Akhirnya meminta siswa bergabung dengan kelompok lain. Inilah yang merupakan
letak perbedaan Think-Pair-Square dengan pendekatan Think-Pair-Share
yaitu proses pengelompokannya pada Think-Pair-Share adalah proses
pengelompokannnya terjadi satu kali sedangkan pada Think-Pair-Square
proses pengelompokannya terjadi dua kali yaitu adanya penggabungan dua kelompok
menjadi satu kelompok.
Model pembelajaran kooperatif tipe Think-Pair-Square digunakan untuk
meningkankan kemampuan berpikir, berkomunikasi, dan mendorong siswa untuk
berbagi informasi dengan siswa lain. Dalam pembelajaran kooperatif tipe Think-Pair-Square
membagi siswa ke dalam kelompok secara heterogen yang terdiri dari
empat orang.
a)
Keunggulan dan
Kelemahan Model Pembelajaran Kooperatif Tipe Think-Pair-Square
Model Pembelajaran Kooperatif Tipe Think-Pair-Square memiliki
keunggulan dan kekurangan.
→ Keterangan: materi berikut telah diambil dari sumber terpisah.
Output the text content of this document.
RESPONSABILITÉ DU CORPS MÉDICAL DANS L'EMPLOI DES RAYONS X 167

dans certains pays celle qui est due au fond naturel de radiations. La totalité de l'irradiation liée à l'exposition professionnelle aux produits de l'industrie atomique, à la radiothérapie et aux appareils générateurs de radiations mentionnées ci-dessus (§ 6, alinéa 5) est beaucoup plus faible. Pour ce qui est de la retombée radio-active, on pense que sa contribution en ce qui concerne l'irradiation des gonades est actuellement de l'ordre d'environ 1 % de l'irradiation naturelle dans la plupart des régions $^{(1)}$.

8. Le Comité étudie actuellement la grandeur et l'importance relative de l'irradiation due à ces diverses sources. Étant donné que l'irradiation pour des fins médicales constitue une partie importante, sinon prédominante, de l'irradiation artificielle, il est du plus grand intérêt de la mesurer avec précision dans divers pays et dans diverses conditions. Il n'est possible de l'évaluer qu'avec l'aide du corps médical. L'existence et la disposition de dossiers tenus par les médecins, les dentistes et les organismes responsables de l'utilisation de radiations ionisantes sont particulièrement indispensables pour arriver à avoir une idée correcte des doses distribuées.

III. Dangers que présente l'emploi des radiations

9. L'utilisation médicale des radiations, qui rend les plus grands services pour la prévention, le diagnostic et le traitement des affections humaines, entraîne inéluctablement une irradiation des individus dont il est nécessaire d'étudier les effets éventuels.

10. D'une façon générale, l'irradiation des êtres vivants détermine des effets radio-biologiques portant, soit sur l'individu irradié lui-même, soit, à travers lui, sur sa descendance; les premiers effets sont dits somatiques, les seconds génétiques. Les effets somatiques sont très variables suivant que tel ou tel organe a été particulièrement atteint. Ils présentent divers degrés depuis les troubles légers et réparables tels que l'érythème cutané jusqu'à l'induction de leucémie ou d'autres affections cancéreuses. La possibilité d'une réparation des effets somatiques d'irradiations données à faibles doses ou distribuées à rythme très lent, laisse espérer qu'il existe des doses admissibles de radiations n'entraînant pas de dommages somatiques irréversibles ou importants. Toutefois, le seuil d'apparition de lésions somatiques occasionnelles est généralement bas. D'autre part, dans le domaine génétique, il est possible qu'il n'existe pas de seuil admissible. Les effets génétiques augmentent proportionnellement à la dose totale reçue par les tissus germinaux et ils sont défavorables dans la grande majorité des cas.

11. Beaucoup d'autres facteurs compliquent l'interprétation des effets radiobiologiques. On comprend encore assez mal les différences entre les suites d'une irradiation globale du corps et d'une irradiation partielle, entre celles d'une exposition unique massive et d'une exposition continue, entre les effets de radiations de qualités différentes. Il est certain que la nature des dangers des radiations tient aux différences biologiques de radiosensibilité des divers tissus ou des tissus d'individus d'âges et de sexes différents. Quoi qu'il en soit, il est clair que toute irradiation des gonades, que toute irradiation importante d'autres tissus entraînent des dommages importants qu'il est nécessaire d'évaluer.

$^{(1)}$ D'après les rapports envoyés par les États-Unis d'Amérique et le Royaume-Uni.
Keunggulan model pembelajaran kooperatif tipe Think-Pair-Square
adalah:
(1) Optimalisasi
partisipisasi siswa dalam kegiatan pembelajaran dan memberi kesempatan kepada
siswa untuk dikenali dan menunjukkan partisipasi mereka kepada siswa lain.
(2) Siswa dapat
meningkatkan motivasi dan mendapatkan rancangan untuk berpikir, sehingga siswa
dapat mengembangkan kemampuannya dalam menguji ide dan pemahamannya sendiri.
(3) Siswa akan
lebih banyak berdiskusi, baik pada saat berpasangan, dalam kelompok berempat,
maupun dalam diskusi kelas, sehingga akan lebih banyak ide yang dikeluarkan
siswa dan akan lebih mudah dalam merekonstruksi pengetahuannya.
(4) Setiap siswa
mendapatkan kesempatan untuk berdiskusi dengan siswa yang lebih pintar ataupun
dengan siswa yang lebih lemah.
(5) Dalam kelompok
berempat, guru lebih mudah membagi siswa untuk berpasangan.
(6) Dominasi guru
dalam pembelajaran semakin berkurang. Guru hanya berperan sebagai fasilitator
dan motivator bagi siswa untuk berusaha mengerjakan tugas dengan baik.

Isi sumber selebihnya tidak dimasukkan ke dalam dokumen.